Newsweek magazine reported that evidence of cooling was so strong ‘meteorologists are hard-pressed to keep up with it’. But, it lamented, ‘scientists see few signs that government leaders anywhere are even prepared to take the simple measures of introducing the variables of climatic uncertainty into economic projections’. It said the planet was already ‘a sixth of the way towards the next ice age’.
While recently every kind of extreme weather event has been blamed on warming, in the Seventies the culprit was cooling. One article predicted ‘the most devastating outbreak of tornadoes ever recorded’, along with ‘droughts, floods, extended dry spells and long freezes’.
The current Energy Bill is set to increase subsidies for wind turbines to £7.6 billion a year – leading to a combined cost of £110 billion. Motorists will soon see a further 3p per litre rise in the cost of petrol because this now has to contain ‘biofuel’ ethanol.
Many scientists say the pause, and new research into factors such as smoke particles and ocean cycles, has made them rethink what is termed ‘climate sensitivity’ – how much the world will warm for a given level of CO2.
Yesterday Piers Forster, Climate Change Professor at Leeds University, said: ‘The fact that global surface temperatures haven’t risen in the last 15 years, combined with good knowledge of the terms changing climate, make the high estimates unlikely.’
And Professor Judith Curry, head of climate science at the prestigious Georgia Institute of Technology, said: ‘The models are running too hot.
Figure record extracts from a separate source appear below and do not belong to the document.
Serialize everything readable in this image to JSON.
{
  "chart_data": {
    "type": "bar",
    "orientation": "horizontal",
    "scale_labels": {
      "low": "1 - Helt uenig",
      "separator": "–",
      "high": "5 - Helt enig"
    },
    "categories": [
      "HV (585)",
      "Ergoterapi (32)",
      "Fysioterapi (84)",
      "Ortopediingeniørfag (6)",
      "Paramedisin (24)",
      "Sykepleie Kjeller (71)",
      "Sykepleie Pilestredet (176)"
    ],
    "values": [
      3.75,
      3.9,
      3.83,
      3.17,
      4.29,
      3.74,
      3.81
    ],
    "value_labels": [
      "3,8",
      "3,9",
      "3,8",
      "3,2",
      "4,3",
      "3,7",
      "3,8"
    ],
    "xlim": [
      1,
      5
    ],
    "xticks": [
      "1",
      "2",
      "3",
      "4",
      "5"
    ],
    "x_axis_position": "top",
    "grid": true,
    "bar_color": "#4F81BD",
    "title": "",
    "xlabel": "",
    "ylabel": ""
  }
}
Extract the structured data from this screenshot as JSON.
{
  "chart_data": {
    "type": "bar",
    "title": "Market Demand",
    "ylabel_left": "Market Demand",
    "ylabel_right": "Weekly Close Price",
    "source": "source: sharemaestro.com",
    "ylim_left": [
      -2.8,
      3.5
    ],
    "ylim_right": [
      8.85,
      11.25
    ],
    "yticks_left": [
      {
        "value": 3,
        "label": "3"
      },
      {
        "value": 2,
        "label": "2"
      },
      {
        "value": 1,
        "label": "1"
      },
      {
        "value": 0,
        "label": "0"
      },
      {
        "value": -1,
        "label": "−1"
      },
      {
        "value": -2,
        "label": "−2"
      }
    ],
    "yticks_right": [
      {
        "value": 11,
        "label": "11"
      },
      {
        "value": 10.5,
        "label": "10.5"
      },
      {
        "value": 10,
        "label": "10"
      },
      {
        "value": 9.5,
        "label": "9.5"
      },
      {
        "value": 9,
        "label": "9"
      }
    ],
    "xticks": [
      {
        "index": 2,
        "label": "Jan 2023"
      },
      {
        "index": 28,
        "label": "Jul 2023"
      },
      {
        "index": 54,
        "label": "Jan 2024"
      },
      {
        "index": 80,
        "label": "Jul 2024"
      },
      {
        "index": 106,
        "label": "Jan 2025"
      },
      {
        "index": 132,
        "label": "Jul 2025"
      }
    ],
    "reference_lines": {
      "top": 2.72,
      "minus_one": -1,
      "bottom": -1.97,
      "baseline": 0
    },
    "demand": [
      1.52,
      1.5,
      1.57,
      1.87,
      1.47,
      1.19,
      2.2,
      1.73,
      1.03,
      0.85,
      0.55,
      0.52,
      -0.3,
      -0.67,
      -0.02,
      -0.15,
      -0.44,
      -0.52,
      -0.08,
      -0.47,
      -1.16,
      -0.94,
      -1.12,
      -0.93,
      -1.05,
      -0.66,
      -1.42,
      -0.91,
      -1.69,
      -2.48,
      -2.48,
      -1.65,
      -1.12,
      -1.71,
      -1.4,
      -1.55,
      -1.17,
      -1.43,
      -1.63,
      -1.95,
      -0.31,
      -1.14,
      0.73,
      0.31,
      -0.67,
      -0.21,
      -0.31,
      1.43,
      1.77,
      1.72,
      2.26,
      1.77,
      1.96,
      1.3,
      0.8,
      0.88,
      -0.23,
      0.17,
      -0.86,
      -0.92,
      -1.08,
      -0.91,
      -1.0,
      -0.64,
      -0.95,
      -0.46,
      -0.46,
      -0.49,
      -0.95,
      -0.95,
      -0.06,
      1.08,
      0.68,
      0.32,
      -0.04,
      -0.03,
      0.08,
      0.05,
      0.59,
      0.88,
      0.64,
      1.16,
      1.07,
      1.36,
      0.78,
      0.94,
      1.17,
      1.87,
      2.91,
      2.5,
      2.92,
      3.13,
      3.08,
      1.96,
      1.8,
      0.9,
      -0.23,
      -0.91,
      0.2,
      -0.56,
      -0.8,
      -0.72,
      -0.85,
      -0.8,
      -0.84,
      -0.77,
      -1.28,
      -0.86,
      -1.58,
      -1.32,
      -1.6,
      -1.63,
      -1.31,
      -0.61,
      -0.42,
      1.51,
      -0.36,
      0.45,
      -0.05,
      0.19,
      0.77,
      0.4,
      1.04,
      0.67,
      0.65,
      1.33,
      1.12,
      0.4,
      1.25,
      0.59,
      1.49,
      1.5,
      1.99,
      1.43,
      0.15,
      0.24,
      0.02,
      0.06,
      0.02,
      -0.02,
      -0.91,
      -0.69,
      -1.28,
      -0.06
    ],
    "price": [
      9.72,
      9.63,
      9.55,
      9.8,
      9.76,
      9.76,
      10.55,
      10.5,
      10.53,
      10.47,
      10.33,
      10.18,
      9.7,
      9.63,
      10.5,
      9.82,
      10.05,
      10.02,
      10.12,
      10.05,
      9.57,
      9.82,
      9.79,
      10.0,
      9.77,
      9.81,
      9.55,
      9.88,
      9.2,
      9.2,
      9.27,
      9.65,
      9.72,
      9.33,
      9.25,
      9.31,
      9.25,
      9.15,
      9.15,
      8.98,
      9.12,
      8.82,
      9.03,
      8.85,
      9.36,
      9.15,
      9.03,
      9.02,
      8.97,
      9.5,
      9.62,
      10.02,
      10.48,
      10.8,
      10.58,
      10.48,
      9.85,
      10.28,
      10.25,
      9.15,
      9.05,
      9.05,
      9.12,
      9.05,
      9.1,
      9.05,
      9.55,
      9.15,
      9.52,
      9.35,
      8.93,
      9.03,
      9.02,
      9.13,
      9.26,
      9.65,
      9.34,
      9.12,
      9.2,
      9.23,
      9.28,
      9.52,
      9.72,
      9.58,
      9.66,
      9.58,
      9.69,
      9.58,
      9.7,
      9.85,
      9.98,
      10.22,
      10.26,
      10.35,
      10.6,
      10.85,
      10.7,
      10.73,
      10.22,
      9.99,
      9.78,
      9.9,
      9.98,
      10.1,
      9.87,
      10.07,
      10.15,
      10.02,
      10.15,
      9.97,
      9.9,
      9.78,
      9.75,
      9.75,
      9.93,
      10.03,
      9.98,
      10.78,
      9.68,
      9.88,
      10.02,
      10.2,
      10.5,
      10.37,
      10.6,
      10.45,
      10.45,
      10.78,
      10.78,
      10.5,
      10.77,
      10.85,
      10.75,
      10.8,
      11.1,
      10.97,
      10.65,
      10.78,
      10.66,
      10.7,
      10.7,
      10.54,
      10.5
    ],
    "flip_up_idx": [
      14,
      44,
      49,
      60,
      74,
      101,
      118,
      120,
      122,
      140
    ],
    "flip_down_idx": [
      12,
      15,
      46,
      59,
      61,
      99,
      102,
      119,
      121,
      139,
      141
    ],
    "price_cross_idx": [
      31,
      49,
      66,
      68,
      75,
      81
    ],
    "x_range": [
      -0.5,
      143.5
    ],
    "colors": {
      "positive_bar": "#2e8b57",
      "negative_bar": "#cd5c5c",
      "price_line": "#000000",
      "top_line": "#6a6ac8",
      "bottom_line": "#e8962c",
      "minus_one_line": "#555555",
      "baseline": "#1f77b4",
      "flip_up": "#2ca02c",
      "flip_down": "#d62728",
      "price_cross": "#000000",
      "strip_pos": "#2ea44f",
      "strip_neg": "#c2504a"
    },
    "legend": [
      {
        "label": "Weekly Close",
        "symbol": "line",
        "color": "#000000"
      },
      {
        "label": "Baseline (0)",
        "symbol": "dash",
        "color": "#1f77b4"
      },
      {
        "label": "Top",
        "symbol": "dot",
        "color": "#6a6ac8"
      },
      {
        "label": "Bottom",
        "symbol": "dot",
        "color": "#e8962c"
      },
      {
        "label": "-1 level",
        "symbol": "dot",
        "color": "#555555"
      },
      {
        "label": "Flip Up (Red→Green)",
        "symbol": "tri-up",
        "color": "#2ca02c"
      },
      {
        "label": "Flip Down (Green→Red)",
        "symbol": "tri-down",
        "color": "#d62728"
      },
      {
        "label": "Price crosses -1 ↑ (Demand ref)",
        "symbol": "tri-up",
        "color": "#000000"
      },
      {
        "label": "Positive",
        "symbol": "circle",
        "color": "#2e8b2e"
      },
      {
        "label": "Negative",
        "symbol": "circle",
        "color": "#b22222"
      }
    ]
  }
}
The flat trend in global surface temperatures may continue for another decade or two.’Climate scientist Dr James Annan, a prominent ‘warmist’, recently said higher estimates for climate sensitivity now look ‘increasingly untenable’.
Avowed climate sceptics are more unequivocal. Dr David Whitehouse, author of a new report on the pause published on Friday by Lord Lawson’s Global Warming Policy Foundation, said: ‘This changes everything. It means we have much longer to work things out. Global warming should no longer be the main determinant of anyone’s economic or energy policy.’